Susuyorum, gözlerini kırpmadan bana bakıyor. Ciddi ciddi dinliyor, boşa konuşmadığıma kendimi inandırarak söylenmeye devam ediyorum.
"Bed sesinle sığırcıkları ürkütüyorsun, kumrularıma yuvalarında rahat vermiyorsun, kedilerin mamalarını, çatılardaki martı yumurtalarını yiyorsun, leş bulsan onu bile."
Tüm günahlarını, ayıplarını sayıp döküyorum. Ben söylene dururken o, paytak bir adımla yaklaşıp korkuluğa tünüyor, hareketsiz, pür dikkat, kuzgun karası gözlerini gözlerime dikiyor. Karga ve ben göz gözeyiz.
Tırsıyorum bir an, bu karga milleti ne de olsa gün görmüş geçirmiş; çok yaşamış çok görmüş; bilge yanı da var hani. Vurdum yüzüne günahını sevabını. Kinlenir mi bana?

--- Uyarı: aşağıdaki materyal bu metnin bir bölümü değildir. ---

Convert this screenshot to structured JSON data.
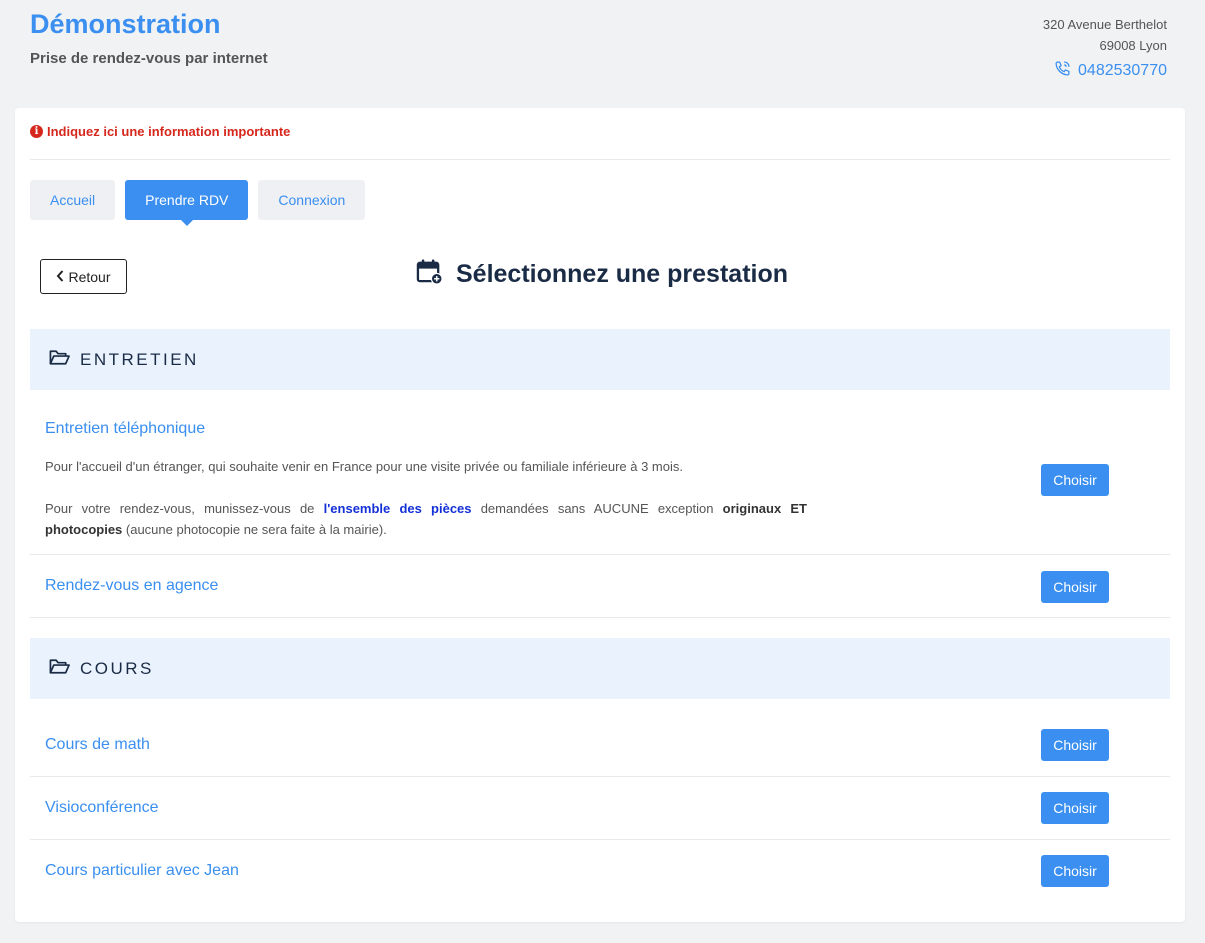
{
  "header": {
    "title": "Démonstration",
    "subtitle": "Prise de rendez-vous par internet",
    "address_line1": "320 Avenue Berthelot",
    "address_line2": "69008 Lyon",
    "phone": "0482530770"
  },
  "alert": {
    "text": "Indiquez ici une information importante"
  },
  "tabs": [
    {
      "label": "Accueil"
    },
    {
      "label": "Prendre RDV"
    },
    {
      "label": "Connexion"
    }
  ],
  "back_label": "Retour",
  "page_heading": "Sélectionnez une prestation",
  "categories": [
    {
      "label": "ENTRETIEN"
    },
    {
      "label": "COURS"
    }
  ],
  "services": [
    {
      "name": "Entretien téléphonique",
      "button": "Choisir",
      "desc_p1": "Pour l'accueil d'un étranger, qui souhaite venir en France pour une visite privée ou familiale inférieure à 3 mois.",
      "desc_p2_a": "Pour votre rendez-vous, munissez-vous de ",
      "desc_p2_link": "l'ensemble des pièces",
      "desc_p2_b": " demandées sans AUCUNE exception ",
      "desc_p2_bold": "originaux ET photocopies",
      "desc_p2_c": " (aucune photocopie ne sera faite à la mairie)."
    },
    {
      "name": "Rendez-vous en agence",
      "button": "Choisir"
    },
    {
      "name": "Cours de math",
      "button": "Choisir"
    },
    {
      "name": "Visioconférence",
      "button": "Choisir"
    },
    {
      "name": "Cours particulier avec Jean",
      "button": "Choisir"
    }
  ],
  "colors": {
    "accent": "#3a8ff0",
    "alert": "#d6271d",
    "category_bg": "#e9f2fd",
    "page_bg": "#f1f2f4",
    "heading": "#1a2b45"
  },
  "icons": {
    "phone": "phone-icon",
    "alert": "info-circle-icon",
    "back": "chevron-left-icon",
    "heading": "calendar-plus-icon",
    "category": "folder-open-icon"
  }
}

Alimallah bir taktımı kafasına bir daha unutmaz. Allah karganın kin hafızasından saklasın.
Öylece tünüyor, dik dik bakıyor yüzüme, Uçup gitmeye hiç niyeti yok belli. Birkaç dakika kıpırtısız bakışıyoruz. Baktım vazgeçmiyor, arsız arsız bekliyor; bir dilim ekmeğe kandırıp savmaktan başka çare yok. Verdim rüşvetini, yulaflı olanından.
Koca dilimi ilkin pençelerinin arasına sıkıştırdı, arsız ısrarıyla elde ettiği nemasını güvenceye aldı, başkaları kapmasın diye zahar. Gasp etmeyi iyi biliyor.
Kara, keskin, sert gagasıyla parça parça koparıp saniyeler icinde kursağına gönderdi.
İşi bitti, kafasını benden yana çevirdi. Alaycı bir kahkahaya benzeyen "gaaak"lamasInda, "Ey insan senden öğrendim tüm bildiklerimi." der gibi kinayeli bir bakış bir seda vardı. Arkasına bakmadan bir çırpıda uçup gitti.
Yarın gelir mi bilmem? Kolaya, yağmaya meylettiyse büyük olası gelir. E, biz de armut toplamayacağız.
Birkaç gün beleş ekmeği bulamayınca vazgeçecek benden.
Başka balkonlar da deneyecek şansını.